You can install introdataviz with:
# you may have to install devtools first with
# install.packages("devtools")
devtools::install_github("psyteachr/introdataviz")
library(introdataviz)
Open a local copy of the book:
introdataviz::book()
Save the workbook and data file to your working directory and open the workbook in RStudio:
introdataviz::workbook()
ldt_data
is the main data set we use in the tutorials. It is simulated
lexical decision task data for monolingual and bilingual participants. DVs are
mean reaction time (rt) and accuracy (acc) for words and non-words.
id | age | language | rt_word | rt_nonword | acc_word | acc_nonword |
---|---|---|---|---|---|---|
S001 | 22 | 1 | 379.4585 | 516.8176 | 99 | 90 |
S002 | 33 | 1 | 312.4513 | 435.0404 | 94 | 82 |
S003 | 23 | 1 | 404.9407 | 458.5022 | 96 | 87 |
S004 | 28 | 1 | 298.3734 | 335.8933 | 92 | 76 |
S005 | 26 | 1 | 316.4250 | 401.3214 | 91 | 83 |
S006 | 29 | 1 | 357.1710 | 367.3355 | 96 | 78 |
ldt_long
is ldt_data
converted to a different (longer) format for
plotting and converting the numeric value for language
into words.
id | age | language | condition | rt | acc |
---|---|---|---|---|---|
S001 | 22 | monolingual | word | 379.4585 | 99 |
S001 | 22 | monolingual | nonword | 516.8176 | 90 |
S002 | 33 | monolingual | word | 312.4513 | 94 |
S002 | 33 | monolingual | nonword | 435.0404 | 82 |
S003 | 23 | monolingual | word | 404.9407 | 96 |
S003 | 23 | monolingual | nonword | 458.5022 | 87 |
This package also provides two functions (geom_split_violin()
and
geom_flat_violin()
) used to make split-violin and raincloud plots
(modified from code by Allen et al.,
2021).
Split-violin plots remove the redundancy of mirrored violin plots and make it easier to compare the distributions between multiple conditions.
colours <- c("dodgerblue2", "darkorange")

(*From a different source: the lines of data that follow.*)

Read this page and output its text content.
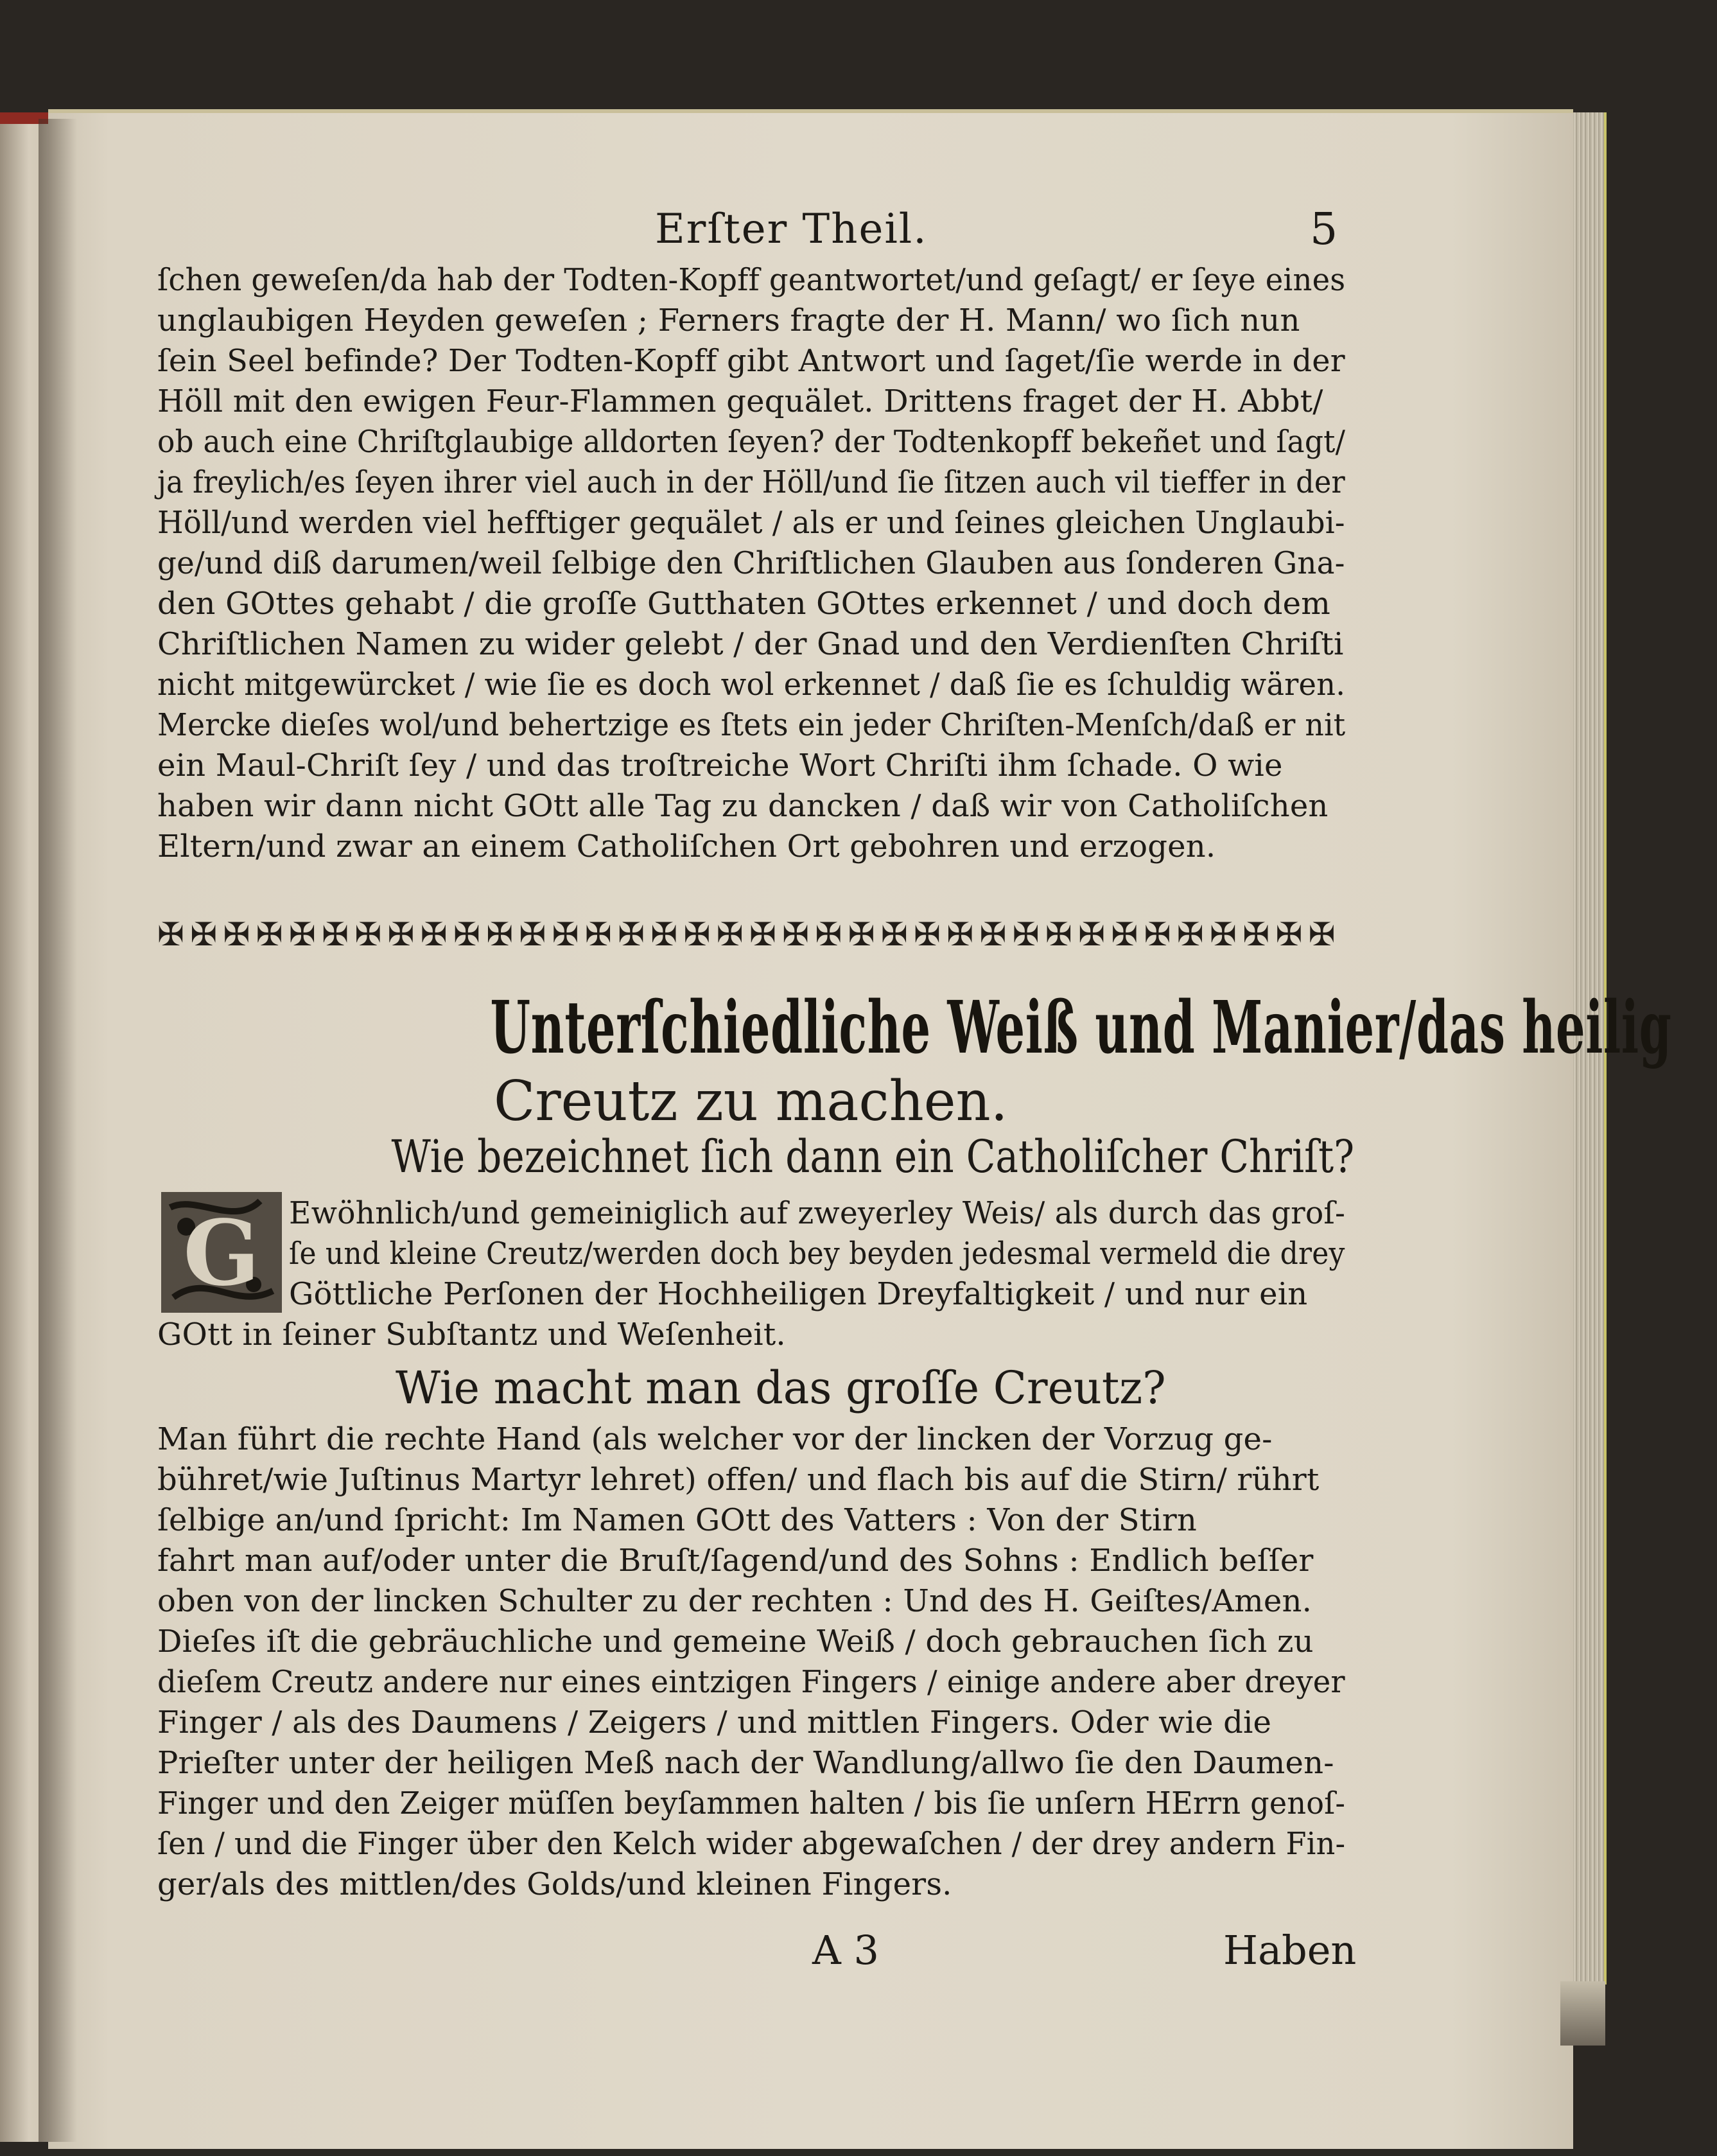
Erſter Theil.	5
ſchen geweſen/da hab der Todten-Kopff geantwortet/und geſagt/ er ſeye eines
unglaubigen Heyden geweſen ; Ferners fragte der H. Mann/ wo ſich nun
ſein Seel befinde? Der Todten-Kopff gibt Antwort und ſaget/ſie werde in der
Höll mit den ewigen Feur-Flammen gequälet. Drittens fraget der H. Abbt/
ob auch eine Chriſtglaubige alldorten ſeyen? der Todtenkopff bekeñet und ſagt/
ja freylich/es ſeyen ihrer viel auch in der Höll/und ſie ſitzen auch vil tieffer in der
Höll/und werden viel hefftiger gequälet / als er und ſeines gleichen Unglaubi-
ge/und diß darumen/weil ſelbige den Chriſtlichen Glauben aus ſonderen Gna-
den GOttes gehabt / die groſſe Gutthaten GOttes erkennet / und doch dem
Chriſtlichen Namen zu wider gelebt / der Gnad und den Verdienſten Chriſti
nicht mitgewürcket / wie ſie es doch wol erkennet / daß ſie es ſchuldig wären.
Mercke dieſes wol/und behertzige es ſtets ein jeder Chriſten-Menſch/daß er nit
ein Maul-Chriſt ſey / und das troſtreiche Wort Chriſti ihm ſchade. O wie
haben wir dann nicht GOtt alle Tag zu dancken / daß wir von Catholiſchen
Eltern/und zwar an einem Catholiſchen Ort gebohren und erzogen.
✠ ✠ ✠ ✠ ✠ ✠ ✠ ✠ ✠ ✠ ✠ ✠ ✠ ✠ ✠ ✠ ✠ ✠ ✠ ✠ ✠ ✠ ✠ ✠ ✠ ✠ ✠ ✠ ✠ ✠ ✠ ✠ ✠ ✠ ✠ ✠
Unterſchiedliche Weiß und Manier/das heilig
Creutz zu machen.
Wie bezeichnet ſich dann ein Catholiſcher Chriſt?
G Ewöhnlich/und gemeiniglich auf zweyerley Weis/ als durch das groſ-
ſe und kleine Creutz/werden doch bey beyden jedesmal vermeld die drey
Göttliche Perſonen der Hochheiligen Dreyfaltigkeit / und nur ein
GOtt in ſeiner Subſtantz und Weſenheit.
Wie macht man das groſſe Creutz?
Man führt die rechte Hand (als welcher vor der lincken der Vorzug ge-
bühret/wie Juſtinus Martyr lehret) offen/ und flach bis auf die Stirn/ rührt
ſelbige an/und ſpricht: Im Namen GOtt des Vatters : Von der Stirn
fahrt man auf/oder unter die Bruſt/ſagend/und des Sohns : Endlich beſſer
oben von der lincken Schulter zu der rechten : Und des H. Geiſtes/Amen.
Dieſes iſt die gebräuchliche und gemeine Weiß / doch gebrauchen ſich zu
dieſem Creutz andere nur eines eintzigen Fingers / einige andere aber dreyer
Finger / als des Daumens / Zeigers / und mittlen Fingers. Oder wie die
Prieſter unter der heiligen Meß nach der Wandlung/allwo ſie den Daumen-
Finger und den Zeiger müſſen beyſammen halten / bis ſie unſern HErrn genoſ-
ſen / und die Finger über den Kelch wider abgewaſchen / der drey andern Fin-
ger/als des mittlen/des Golds/und kleinen Fingers.
A 3	Haben
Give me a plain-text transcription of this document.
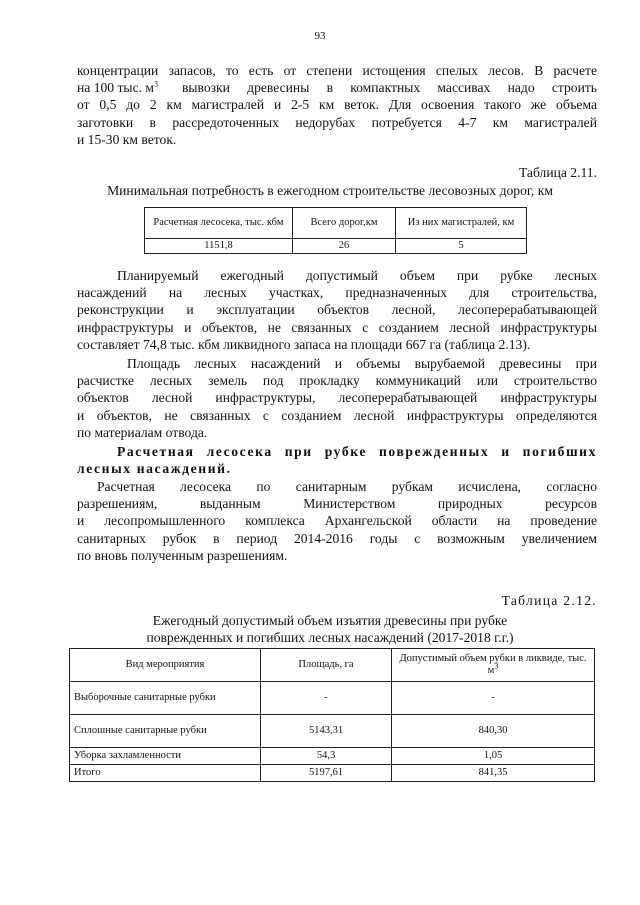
93
концентрации запасов, то есть от степени истощения спелых лесов. В расчете
на 100 тыс. $м^3$ вывозки древесины в компактных массивах надо строить
от 0,5 до 2 км магистралей и 2-5 км веток. Для освоения такого же объема
заготовки в рассредоточенных недорубах потребуется 4-7 км магистралей
и 15-30 км веток.
Таблица 2.11.
Минимальная потребность в ежегодном строительстве лесовозных дорог, км
Расчетная лесосека, тыс. кбм	Всего дорог,км	Из них магистралей, км
1151,8	26	5
Планируемый ежегодный допустимый объем при рубке лесных
насаждений на лесных участках, предназначенных для строительства,
реконструкции и эксплуатации объектов лесной, лесоперерабатывающей
инфраструктуры и объектов, не связанных с созданием лесной инфраструктуры
составляет 74,8 тыс. кбм ликвидного запаса на площади 667 га (таблица 2.13).
Площадь лесных насаждений и объемы вырубаемой древесины при
расчистке лесных земель под прокладку коммуникаций или строительство
объектов лесной инфраструктуры, лесоперерабатывающей инфраструктуры
и объектов, не связанных с созданием лесной инфраструктуры определяются
по материалам отвода.
Расчетная лесосека при рубке поврежденных и погибших
лесных насаждений.
Расчетная лесосека по санитарным рубкам исчислена, согласно
разрешениям, выданным Министерством природных ресурсов
и лесопромышленного комплекса Архангельской области на проведение
санитарных рубок в период 2014-2016 годы с возможным увеличением
по вновь полученным разрешениям.
Таблица 2.12.
Ежегодный допустимый объем изъятия древесины при рубке
поврежденных и погибших лесных насаждений (2017-2018 г.г.)
Вид мероприятия	Площадь, га	Допустимый объем рубки в ликвиде, тыс. $м^3$
Выборочные санитарные рубки	-	-
Сплошные санитарные рубки	5143,31	840,30
Уборка захламленности	54,3	1,05
Итого	5197,61	841,35
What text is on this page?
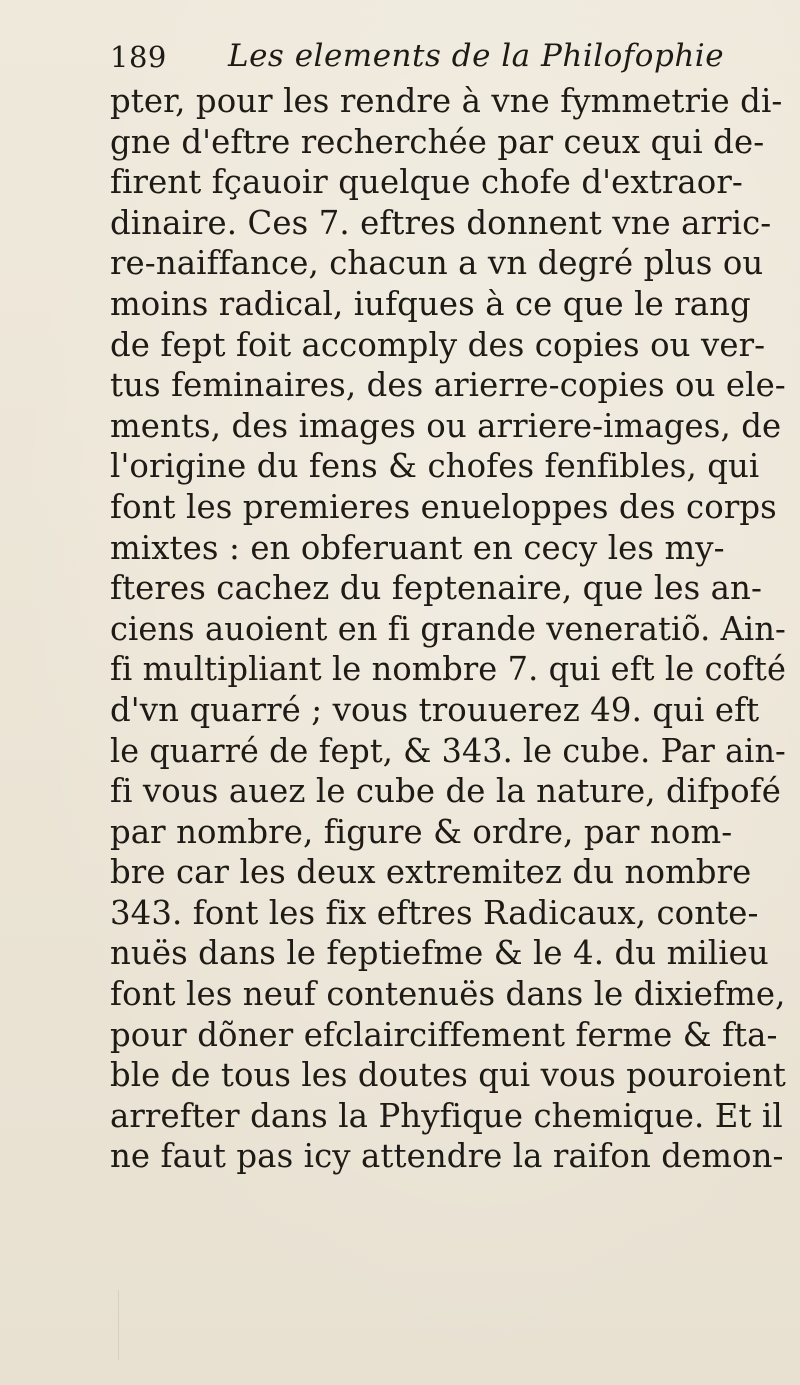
189 Les elements de la Philofophie
pter, pour les rendre à vne fymmetrie di-
gne d'eftre recherchée par ceux qui de-
firent fçauoir quelque chofe d'extraor-
dinaire. Ces 7. eftres donnent vne arric-
re-naiffance, chacun a vn degré plus ou
moins radical, iufques à ce que le rang
de fept foit accomply des copies ou ver-
tus feminaires, des arierre-copies ou ele-
ments, des images ou arriere-images, de
l'origine du fens & chofes fenfibles, qui
font les premieres enueloppes des corps
mixtes : en obferuant en cecy les my-
fteres cachez du feptenaire, que les an-
ciens auoient en fi grande veneratiõ. Ain-
fi multipliant le nombre 7. qui eft le cofté
d'vn quarré ; vous trouuerez 49. qui eft
le quarré de fept, & 343. le cube. Par ain-
fi vous auez le cube de la nature, difpofé
par nombre, figure & ordre, par nom-
bre car les deux extremitez du nombre
343. font les fix eftres Radicaux, conte-
nuës dans le feptiefme & le 4. du milieu
font les neuf contenuës dans le dixiefme,
pour dõner efclairciffement ferme & fta-
ble de tous les doutes qui vous pouroient
arrefter dans la Phyfique chemique. Et il
ne faut pas icy attendre la raifon demon-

ggplot(ldt_long, aes(x = condition, y = rt, fill = language)) +
introdataviz::geom_split_violin(alpha = .4) +
geom_boxplot(width = .2, alpha = .6, show.legend = FALSE) +
stat_summary(fun.data = "mean_se", geom = "pointrange", show.legend = F,
position = position_dodge(.175)) +
scale_x_discrete(name = "Condition", labels = c("Non-word", "Word")) +
scale_y_continuous(name = "Reaction time (ms)") +
scale_fill_manual(values = colours, name = "Language group") +
theme_minimal()
Raincloud plots combine a density plot, boxplot, raw data points, and any desired summary statistics for a complete visualisation of the data. They are so called because the density plot plus raw data is reminiscent of a rain cloud.
rain_height <- .1
ggplot(ldt_long, aes(x = "", y = rt, fill = language)) +
# clouds
introdataviz::geom_flat_violin(trim=FALSE, alpha = 0.4,
position = position_nudge(x = rain_height+.05)) +
# rain
geom_point(aes(colour = language), size = 2, alpha = .5, show.legend = FALSE,
position = position_jitter(width = rain_height, height = 0)) +
# boxplots
geom_boxplot(width = rain_height, alpha = 0.5, show.legend = FALSE,
outlier.shape = NA,
position = position_nudge(x = -rain_height*2)) +
# mean and SE point in the cloud
stat_summary(fun.data = mean_se, mapping = aes(color = language), show.legend = FALSE,
position = position_nudge(x = rain_height * 3)) +
# adjust layout
scale_x_discrete(name = "", expand = c(rain_height*3, 0, 0, 0.7)) +
scale_y_continuous(name = "Reaction time (ms)",
breaks = seq(200, 800, 100),
limits = c(200, 800)) +
coord_flip() +
facet_wrap(~factor(condition,
levels = c("word", "nonword"),
labels = c("Words", "Non-Words")),
nrow = 2) +
# custom colours and theme
scale_fill_manual(values = colours, name = "Language group") +
scale_colour_manual(values = colours) +
theme_minimal() +
theme(panel.grid.major.y = element_blank(),
legend.position = c(0.8, 0.8),
legend.background = element_rect(fill = "white", color = "white"))
#> Warning: Removed 10 rows containing missing values (violinist).